Чтобы помочь своим прежним товаркам, она отправилась домой еще в середине сентября. Начинались осенние ярмарки, а она уходила домой. Это ей было в убыток, но она решила уступить место своим бывшим соперницам, не хотела становиться им поперек дороги — ведь ни к одной из них барин не посватается. Она думала о Рис Карин, своей землячке из Медстубюн, об Ансту Лизе и о многих других. Они обрадуются, узнав, что ее нет на ярмарке, что она не станет больше переманивать к себе покупателей.

Она знала, что, когда придет домой, никто не поймет, с чего это ей взбрело на ум уйти с ярмарки. А она им не скажет, отчего так вышло.
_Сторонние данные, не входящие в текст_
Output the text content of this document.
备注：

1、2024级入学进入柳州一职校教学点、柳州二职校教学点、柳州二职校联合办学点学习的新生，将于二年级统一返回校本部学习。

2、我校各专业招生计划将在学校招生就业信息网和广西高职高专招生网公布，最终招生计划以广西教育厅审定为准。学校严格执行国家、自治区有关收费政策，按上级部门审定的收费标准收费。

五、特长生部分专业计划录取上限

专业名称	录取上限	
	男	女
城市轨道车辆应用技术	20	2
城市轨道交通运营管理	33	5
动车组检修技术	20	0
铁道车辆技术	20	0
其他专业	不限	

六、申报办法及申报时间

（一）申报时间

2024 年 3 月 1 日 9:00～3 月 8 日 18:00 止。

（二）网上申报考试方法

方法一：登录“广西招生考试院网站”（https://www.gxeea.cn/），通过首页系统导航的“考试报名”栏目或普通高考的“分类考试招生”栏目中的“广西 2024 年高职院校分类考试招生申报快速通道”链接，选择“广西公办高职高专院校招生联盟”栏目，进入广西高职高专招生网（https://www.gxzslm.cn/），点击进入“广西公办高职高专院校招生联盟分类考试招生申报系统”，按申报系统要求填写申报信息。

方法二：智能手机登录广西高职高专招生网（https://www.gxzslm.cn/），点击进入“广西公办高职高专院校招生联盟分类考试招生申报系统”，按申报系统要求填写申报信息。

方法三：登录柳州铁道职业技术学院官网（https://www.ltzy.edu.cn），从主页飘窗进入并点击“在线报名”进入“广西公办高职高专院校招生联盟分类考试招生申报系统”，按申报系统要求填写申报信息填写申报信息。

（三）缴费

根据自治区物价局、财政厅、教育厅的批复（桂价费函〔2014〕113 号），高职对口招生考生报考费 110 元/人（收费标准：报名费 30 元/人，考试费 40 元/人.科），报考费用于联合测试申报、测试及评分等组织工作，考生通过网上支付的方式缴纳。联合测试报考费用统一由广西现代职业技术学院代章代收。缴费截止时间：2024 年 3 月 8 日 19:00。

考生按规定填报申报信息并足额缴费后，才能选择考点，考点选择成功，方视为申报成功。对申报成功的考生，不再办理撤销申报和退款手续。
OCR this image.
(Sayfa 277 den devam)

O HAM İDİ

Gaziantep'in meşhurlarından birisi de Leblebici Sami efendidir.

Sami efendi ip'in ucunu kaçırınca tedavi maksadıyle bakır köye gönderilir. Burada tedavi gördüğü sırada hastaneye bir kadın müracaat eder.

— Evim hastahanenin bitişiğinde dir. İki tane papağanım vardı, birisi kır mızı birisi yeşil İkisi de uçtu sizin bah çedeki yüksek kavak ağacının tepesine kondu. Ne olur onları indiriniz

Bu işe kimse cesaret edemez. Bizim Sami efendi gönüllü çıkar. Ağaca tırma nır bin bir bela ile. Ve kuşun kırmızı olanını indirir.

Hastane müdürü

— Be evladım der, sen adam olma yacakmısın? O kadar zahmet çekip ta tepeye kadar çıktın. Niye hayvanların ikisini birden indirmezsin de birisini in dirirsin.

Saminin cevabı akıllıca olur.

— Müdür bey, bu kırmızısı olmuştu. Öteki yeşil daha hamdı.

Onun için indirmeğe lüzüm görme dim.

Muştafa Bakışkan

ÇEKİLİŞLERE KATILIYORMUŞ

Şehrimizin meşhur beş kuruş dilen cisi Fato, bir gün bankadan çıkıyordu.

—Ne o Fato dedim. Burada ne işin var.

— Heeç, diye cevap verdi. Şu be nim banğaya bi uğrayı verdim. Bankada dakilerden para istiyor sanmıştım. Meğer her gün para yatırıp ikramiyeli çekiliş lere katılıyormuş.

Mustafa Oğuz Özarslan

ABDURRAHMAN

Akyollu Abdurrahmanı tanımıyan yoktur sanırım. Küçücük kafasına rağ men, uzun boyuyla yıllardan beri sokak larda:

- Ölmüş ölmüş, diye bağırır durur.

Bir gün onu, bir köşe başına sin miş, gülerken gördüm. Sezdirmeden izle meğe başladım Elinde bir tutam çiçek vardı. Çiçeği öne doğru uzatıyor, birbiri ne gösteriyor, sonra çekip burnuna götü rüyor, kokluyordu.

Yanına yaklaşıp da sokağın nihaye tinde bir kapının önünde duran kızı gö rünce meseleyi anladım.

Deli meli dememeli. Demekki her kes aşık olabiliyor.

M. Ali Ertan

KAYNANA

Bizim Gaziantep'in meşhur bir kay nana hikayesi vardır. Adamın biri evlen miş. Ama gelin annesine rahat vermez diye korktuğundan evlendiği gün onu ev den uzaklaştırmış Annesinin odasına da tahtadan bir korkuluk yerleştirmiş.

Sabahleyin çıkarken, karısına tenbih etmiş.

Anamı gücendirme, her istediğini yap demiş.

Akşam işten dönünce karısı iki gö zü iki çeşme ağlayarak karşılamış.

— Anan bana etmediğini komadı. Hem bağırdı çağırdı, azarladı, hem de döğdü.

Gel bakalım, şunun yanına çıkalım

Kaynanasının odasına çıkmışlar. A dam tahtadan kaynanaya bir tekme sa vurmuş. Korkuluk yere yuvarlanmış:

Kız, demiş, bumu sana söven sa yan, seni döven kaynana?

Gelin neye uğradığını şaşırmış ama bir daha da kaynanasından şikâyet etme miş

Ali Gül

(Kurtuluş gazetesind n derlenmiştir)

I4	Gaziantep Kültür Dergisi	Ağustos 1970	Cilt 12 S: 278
Ведь она это сделала в угоду господу Богу, за все его милости.

Никому, однако, не будет худа, если она закупит новые товары перед тем, как уйти из Карлстада. Никому опять же не повредит, если она по дороге на север будет заходить в дома и продавать свои товары. Закупив все, что надо, она уложила мешок в короб, взвалила его на плечи и уже взялась было за дверную ручку, но тут все же не удержалась и обернулась, чтобы поведать о своем чуде.

— Так что благодарствуйте, люди добрые. Я сюда больше не приду. Замуж выхожу.

И когда все в избе поспешили выразить свою радость и стали допытываться, что за человек ее жених, она ответила торжественно:

— Да уж это такое чудо, что о нем в пору в церквах проповеди сказывать. Кто я есть, чтобы мне выпало такое счастье? За пастора выхожу и жить стану в пасторской усадьбе. У меня будут лошадь и корова, служанка и работник.

Она знала, что над ней станут потешаться, как только она уйдет, но ее это не печалило. Надо быть благодарной, а то счастью и кончиться недолго.

По дороге она зашла в усадьбу, где ей ни разу прежде не удавалось уговорить хозяйку купить у нее что-нибудь, хотя та была богатая вдова и сама распоряжалась своими деньгами.

Тут Анне пришло на ум сказать, чтобы хозяюшка на сей раз не отказывалась от покупки, — дескать, она здесь с товарами в последний раз. Потом она замолчала и загадочно посмотрела на хозяйку.

Жадную крестьянку разобрало любопытство, и она не могла удержаться, чтобы не спросить Анну, отчего та не хочет больше коробейничать.

Красивая далекарлийка ответила, что с ней приключилось великое чудо. Про такое чудо только в Библии писано. Сказав это, она замолчала, и хозяйке пришлось снова ее расспрашивать.

1

Скиллинг — мелкая медная монета, бывшая в ходу в Швеции с 1776 по 1855 г.